1. ## Evaluating limit

Did l work out this problem correctly ? I thought there was a step which l did wrongly. Can you pliz help

BTW the question and attempt to question is on attached image

2. Originally Posted by nyasha
Did l work out this problem correctly ? I thought there was a step which l did wrongly. Can you pliz help

BTW the question and attempt to question is on attached image
You have a mistake in the 2nd line.
How in earth did you get $x^{\frac{3}{2}}$ ?

3. Originally Posted by nyasha
Did l work out this problem correctly ? I thought there was a step which l did wrongly. Can you pliz help

BTW the question and attempt to question is on attached image
You have a mistake in the 2nd line.
How in earth did you get $x^{\frac{3}{2}}$ ?

4. I was wondering why he would write $x^3$ as $\left(x^{3/2}right)^2$ myself but I notice it disappears in the next line!

Nyasha, Yes, what you have done is correct. Although, in fact, it was not necessary to be that general. Just showing that
$\lim_{x\to 0}\frac{x^3}{3x^3}= \frac{1}{3}$
where the limit is taken along the horizontal line y= -2, and
$\lim_{y\to -2}\frac{4(y+ 2)^3}{-(y+2)^2}= 0$
where the limit is taken along the vertical line x= 0, are different is sufficient to show that the limit does not exist.

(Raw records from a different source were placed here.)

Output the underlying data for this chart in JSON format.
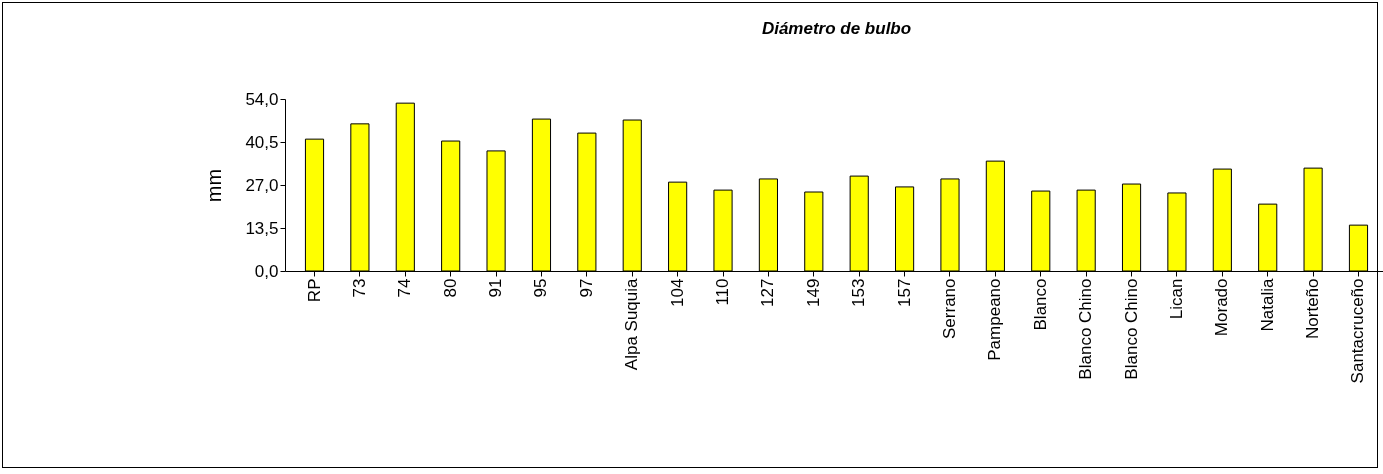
{
  "chart_data": {
    "type": "bar",
    "title": "Diámetro de bulbo",
    "ylabel": "mm",
    "categories": [
      "RP",
      "73",
      "74",
      "80",
      "91",
      "95",
      "97",
      "Alpa Suquia",
      "104",
      "110",
      "127",
      "149",
      "153",
      "157",
      "Serrano",
      "Pampeano",
      "Blanco",
      "Blanco Chino",
      "Blanco Chino",
      "Lican",
      "Morado",
      "Natalia",
      "Norteño",
      "Santacruceño"
    ],
    "values": [
      41.4,
      46.2,
      52.7,
      40.8,
      37.7,
      47.7,
      43.3,
      47.4,
      27.9,
      25.4,
      28.9,
      24.8,
      29.8,
      26.4,
      28.9,
      34.5,
      25.1,
      25.4,
      27.3,
      24.5,
      32.0,
      21.0,
      32.3,
      14.4
    ],
    "color": "#ffff00",
    "ylim": [
      0,
      54
    ],
    "yticks": [
      {
        "value": 0,
        "label": "0,0"
      },
      {
        "value": 13.5,
        "label": "13,5"
      },
      {
        "value": 27,
        "label": "27,0"
      },
      {
        "value": 40.5,
        "label": "40,5"
      },
      {
        "value": 54,
        "label": "54,0"
      }
    ],
    "grid": false
  }
}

If you were doing that thinking that if you got a result that did NOT depend on m that would tell you that the limit did exist and would give you the limit, you are mistaken. For one thing, the vertical line, x= constant, cannot be written in the form y= mx so you would not have proven that the limit along all straight lines is the same. And even if you did that, it would not be enough. There exist examples where the limit along any straight line gives the same thing but limits taken along curves gives a different result- in those cases, the limit itself still does not exist.